Quando falamos em sociedade líquida, conforme o texto de ontem aqui no blog, a primeira coisa que me vem são os relacionamentos construídos a partir de bases virtuais. Pessoas que nunca se viram, de repente se tornam namorados, transam via webcam e conseguem até discutir a relação sem nunca terem se tocado. Tenho uma conhecida que passou mais de 2 anos num relacionamento assim para, só depois, conhecer o seu “namorado”. Quando a encontrava, ela sempre comentava isso ou aquilo do rapaz como se ele simplesmente estivesse viajando. A maioria das pessoas que a ouviam e não conheciam a história, jamais imaginariam que ele morava em outro país e que eles nunca haviam se encontrado. Até onde eu sei, eles ainda namoram e se veem uma, no máximo duas, vezes por ano. Fico impressionada, pois um relacionamento, para mim, é feito, entre outras coisas, de uma certa convivência de carne e osso. De olhar nos olhos e da tal química que só a presença é capaz de explorar. 


Por outro lado, tenho uma amiga com uma história bem mais complicada (e triste do que essa). Trata-se de uma mulher com valores muito firmes e princípios bem rígidos. Depois de muitas frustrações com homens, e de muito resistir, decidiu tentar um outro caminho para conhecer pessoas: os sites de relacionamento. Não se passou nem uma semana e ela conheceu um cara de uma outra cidade. Começaram a conversar, partiram para o bate-papo em redes sociais e em poucos dias estavam se falando por telefone. Sentindo-se completamente invadida por um sentimento novo, ela não agiu com a razão, como costumava fazer, e assim, pegou um avião e partiu em direção a cidade do moço. Conheceram-se, apaixonaram-se, enlouqueceram em apenas uma noite. Ela acreditou plenamente que havia encontrado o homem da sua vida. Ela queria isso, ela desejava, ela precisava desse amor. O próximo encontro já estava marcado quando o rapaz surtou. Não veio ao encontro e ainda começou a fazer ofensas horríveis a ela . Minha amiga adoeceu, elouqueceu, ficou sem chão. Tivemos que confortá-la. Tudo aconteceu tão rapidamente (em menos de 15 dias ela tinha o homem da sua vida e o ser humano que a fez passar pela maior humilhação da sua vida).

Quando ela me chamou pedindo socorro eu simplesmente não sabia nem que ela havia conhecido alguém e a história que ela me contou parecia história e ficção. Questionei, com delicadeza, se tudo não tinha acontecido muito rápido para ela estar tão abalada. Mas ela estava fora de si, sofrendo, magoada e ainda assim, desesperada para ter o rapaz de volta. Ela tinha o coração cheio de esperança que o moço voltasse a ser o da noite em que passaram juntos. Não deu tempo para se conhecer, amadurecer uma paixão, no entanto, na cabeça dela, era um relacionamento solidificado. Assustador! 

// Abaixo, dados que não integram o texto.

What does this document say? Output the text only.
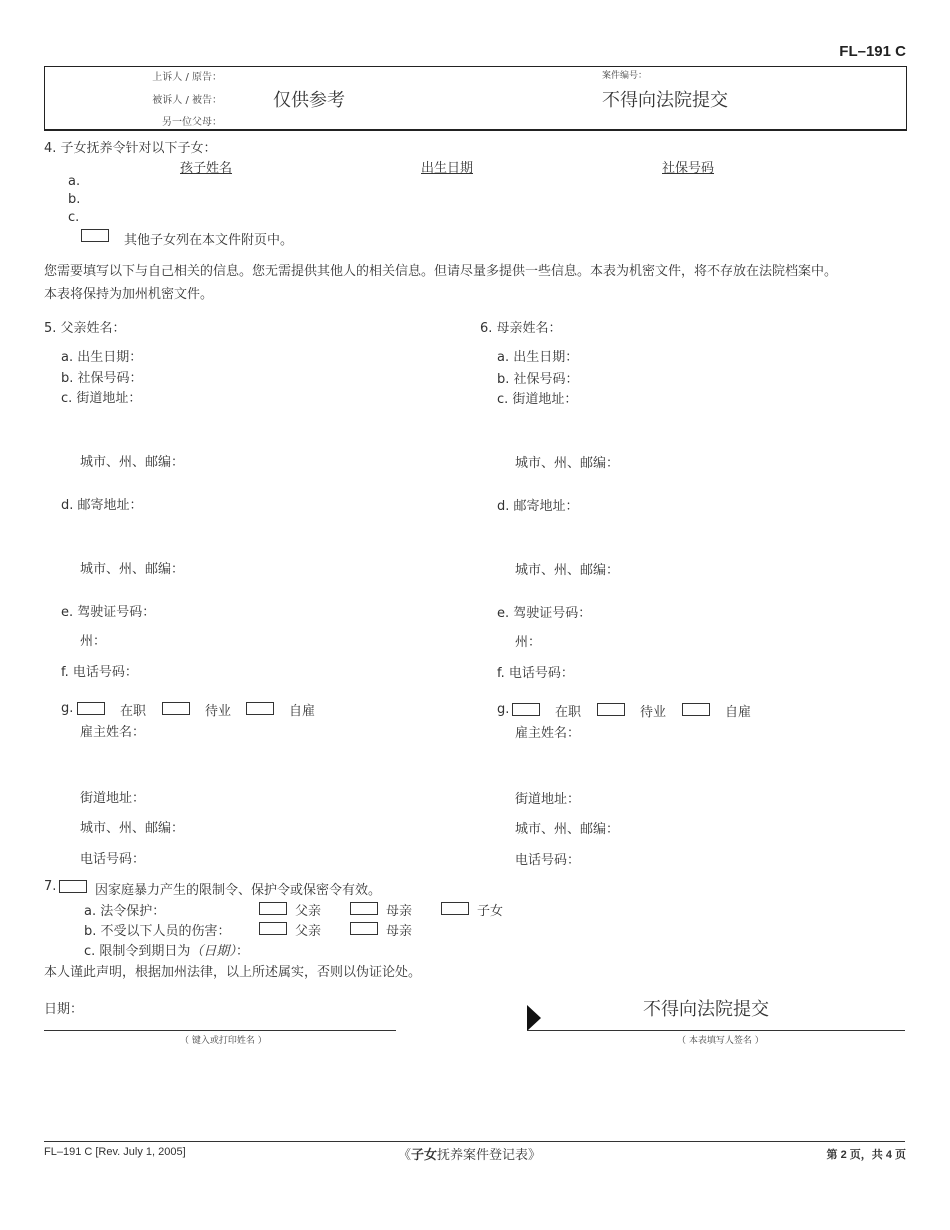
FL–191 C
上诉人 / 原告：
被诉人 / 被告：
另一位父母：
仅供参考
案件编号：
不得向法院提交
4. 子女抚养令针对以下子女：
孩子姓名	出生日期	社保号码
a.
b.
c.
其他子女列在本文件附页中。
您需要填写以下与自己相关的信息。您无需提供其他人的相关信息。但请尽量多提供一些信息。本表为机密文件，将不存放在法院档案中。
本表将保持为加州机密文件。
5. 父亲姓名：
a. 出生日期：
b. 社保号码：
c. 街道地址：
城市、州、邮编：
d. 邮寄地址：
城市、州、邮编：
e. 驾驶证号码：
州：
f. 电话号码：
g.	在职	待业	自雇
雇主姓名：
街道地址：
城市、州、邮编：
电话号码：
6. 母亲姓名：
a. 出生日期：
b. 社保号码：
c. 街道地址：
城市、州、邮编：
d. 邮寄地址：
城市、州、邮编：
e. 驾驶证号码：
州：
f. 电话号码：
g.	在职	待业	自雇
雇主姓名：
街道地址：
城市、州、邮编：
电话号码：
7.	因家庭暴力产生的限制令、保护令或保密令有效。
a. 法令保护：	父亲	母亲	子女
b. 不受以下人员的伤害：	父亲	母亲
c. 限制令到期日为（日期）：
本人谨此声明，根据加州法律，以上所述属实，否则以伪证论处。
日期：
（ 键入或打印姓名 ）
不得向法院提交
（ 本表填写人签名 ）
FL–191 C [Rev. July 1, 2005]	《子女抚养案件登记表》	第 2 页，共 4 页
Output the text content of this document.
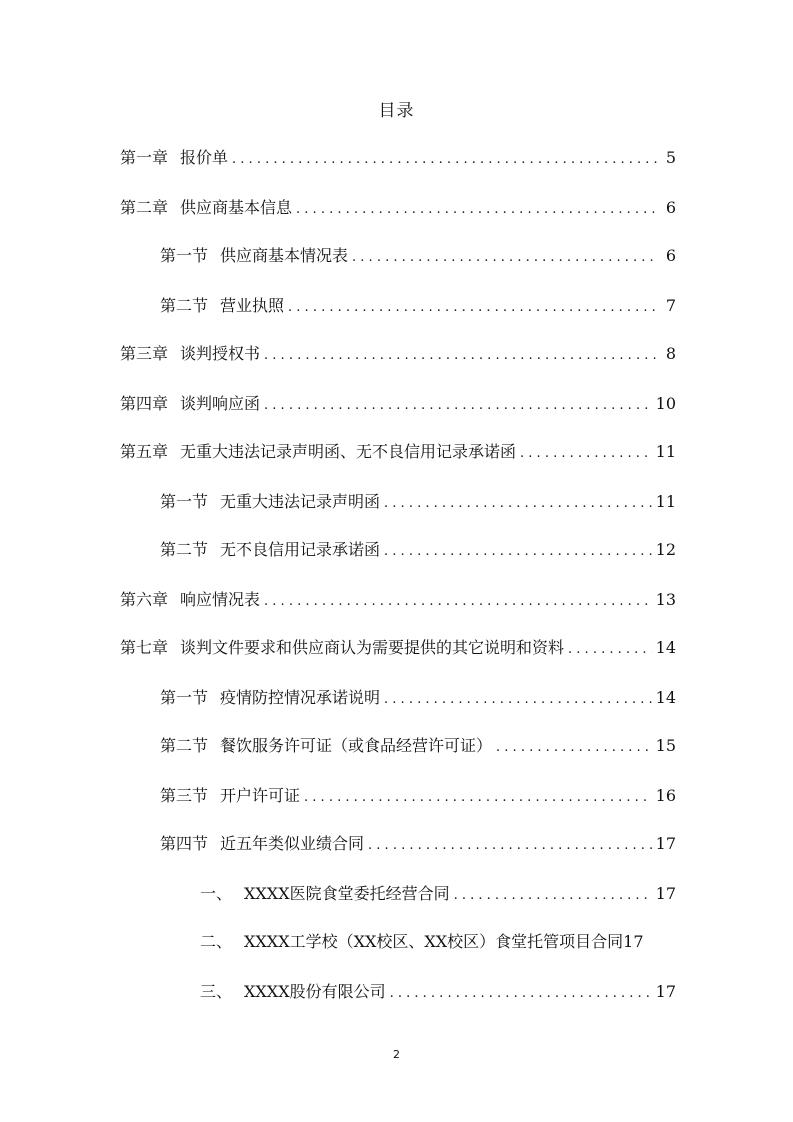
目录
第一章 报价单 . . .	5
第二章 供应商基本信息 . . .	6
第一节 供应商基本情况表 . . .	6
第二节 营业执照 . . .	7
第三章 谈判授权书 . . .	8
第四章 谈判响应函 . . .	10
第五章 无重大违法记录声明函、无不良信用记录承诺函 . . .	11
第一节 无重大违法记录声明函 . . .	11
第二节 无不良信用记录承诺函 . . .	12
第六章 响应情况表 . . .	13
第七章 谈判文件要求和供应商认为需要提供的其它说明和资料 . . .	14
第一节 疫情防控情况承诺说明 . . .	14
第二节 餐饮服务许可证（或食品经营许可证） . . .	15
第三节 开户许可证 . . .	16
第四节 近五年类似业绩合同 . . .	17
一、 XXXX医院食堂委托经营合同 . . .	17
二、 XXXX工学校（XX校区、XX校区）食堂托管项目合同 17
三、 XXXX股份有限公司 . . .	17
2
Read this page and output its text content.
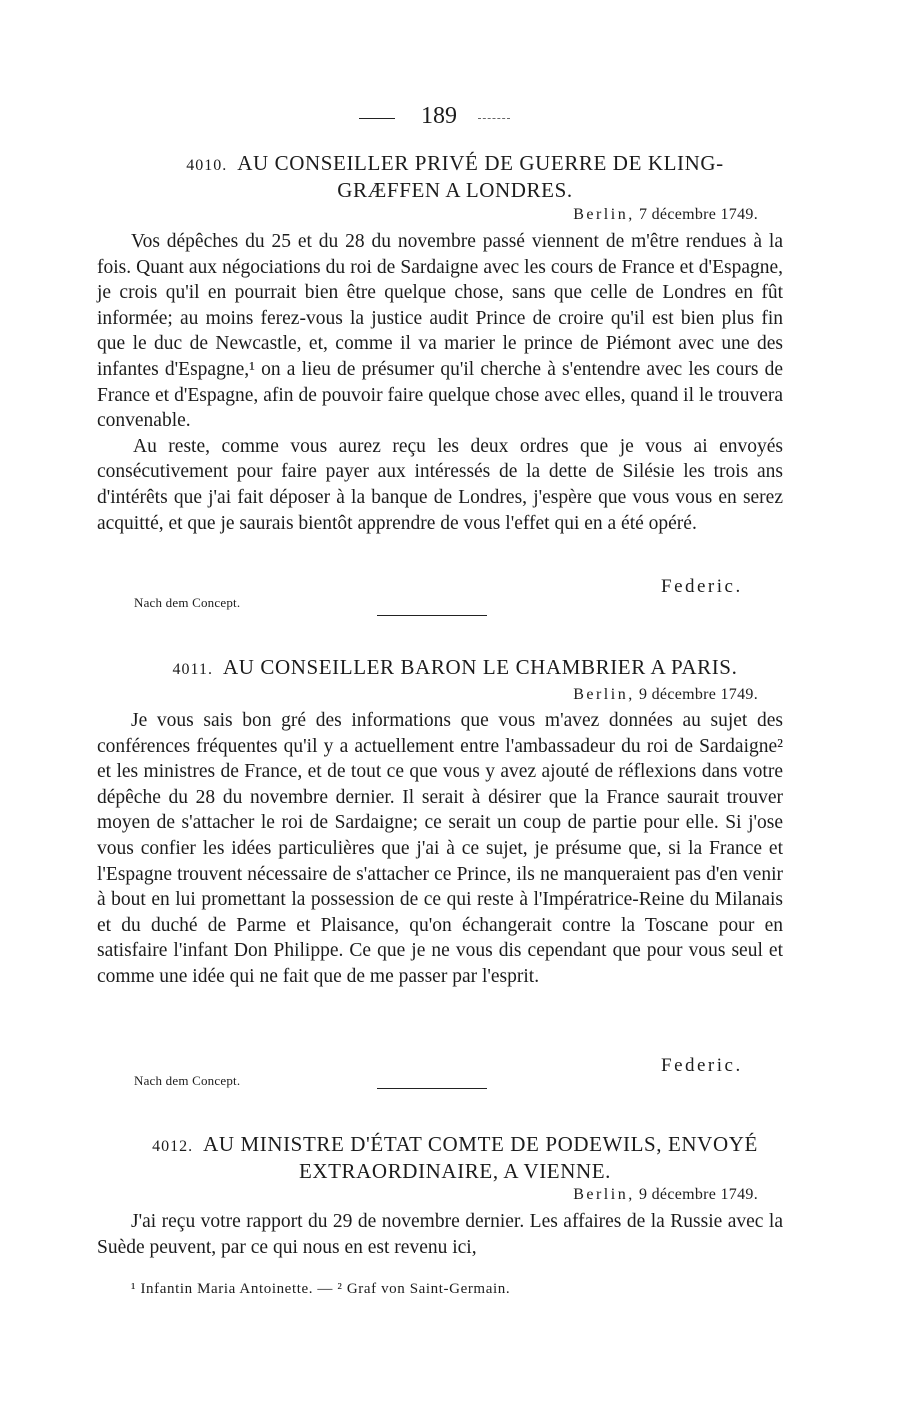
189
4010. AU CONSEILLER PRIVÉ DE GUERRE DE KLING-
GRÆFFEN A LONDRES.
Berlin, 7 décembre 1749.

Vos dépêches du 25 et du 28 du novembre passé viennent de m'être rendues à la fois. Quant aux négociations du roi de Sardaigne avec les cours de France et d'Espagne, je crois qu'il en pourrait bien être quelque chose, sans que celle de Londres en fût informée; au moins ferez-vous la justice audit Prince de croire qu'il est bien plus fin que le duc de Newcastle, et, comme il va marier le prince de Piémont avec une des infantes d'Espagne,¹ on a lieu de présumer qu'il cherche à s'entendre avec les cours de France et d'Espagne, afin de pouvoir faire quelque chose avec elles, quand il le trouvera convenable.

Au reste, comme vous aurez reçu les deux ordres que je vous ai envoyés consécutivement pour faire payer aux intéressés de la dette de Silésie les trois ans d'intérêts que j'ai fait déposer à la banque de Londres, j'espère que vous vous en serez acquitté, et que je saurais bientôt apprendre de vous l'effet qui en a été opéré.

Federic.
Nach dem Concept.
4011. AU CONSEILLER BARON LE CHAMBRIER A PARIS.
Berlin, 9 décembre 1749.

Je vous sais bon gré des informations que vous m'avez données au sujet des conférences fréquentes qu'il y a actuellement entre l'ambassadeur du roi de Sardaigne² et les ministres de France, et de tout ce que vous y avez ajouté de réflexions dans votre dépêche du 28 du novembre dernier. Il serait à désirer que la France saurait trouver moyen de s'attacher le roi de Sardaigne; ce serait un coup de partie pour elle. Si j'ose vous confier les idées particulières que j'ai à ce sujet, je présume que, si la France et l'Espagne trouvent nécessaire de s'attacher ce Prince, ils ne manqueraient pas d'en venir à bout en lui promettant la possession de ce qui reste à l'Impératrice-Reine du Milanais et du duché de Parme et Plaisance, qu'on échangerait contre la Toscane pour en satisfaire l'infant Don Philippe. Ce que je ne vous dis cependant que pour vous seul et comme une idée qui ne fait que de me passer par l'esprit.

Federic.
Nach dem Concept.
4012. AU MINISTRE D'ÉTAT COMTE DE PODEWILS, ENVOYÉ
EXTRAORDINAIRE, A VIENNE.
Berlin, 9 décembre 1749.

J'ai reçu votre rapport du 29 de novembre dernier. Les affaires de la Russie avec la Suède peuvent, par ce qui nous en est revenu ici,

¹ Infantin Maria Antoinette. — ² Graf von Saint-Germain.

Veja…estou falando de uma pessoa com valores muito sólidos, uma pessoa séria e profunda. Uma mulher que gosta das coisas, digamos, “a moda antiga”: um encontro, um carinho, um beijo e aí para frente, até chegar a um relacionamento de fato. E de repente, essa pessoa, tão tradicional, havia vivido algo tão intenso e completamente fora dos seus padrões. Algo deste novo mundo que já não dá tempo para as coisas amadurecerem. 

No conceito de Zygmunt Bauman:  

Os tempos são “líquidos” porque tudo muda tão rapidamente. Nada é feito para durar, para ser “sólido”. Disso resultariam, entre outras questões, a obsessão pelo corpo ideal, o culto às celebridades, o endividamento geral, a paranóia com segurança e até a instabilidade dos relacionamentos amorosos. É um mundo de incertezas. E cada um por si.”

No entanto, o desejo da minha amiga era viver o maior amor da vida dela. A paixão mais intensa que já provou. Sinal que os tempos são líquidos, mas nossos desejos e intenções ainda são feitas de sentimentos, de emoção, de conexão. Temos é que aprender a conviver com esses novos tempos. Com harmonia e equilíbrio para conseguirmos discernir entre o que pode (e até deve) ser passageiro e o que é consistente e verdadeiro para cada um de nós.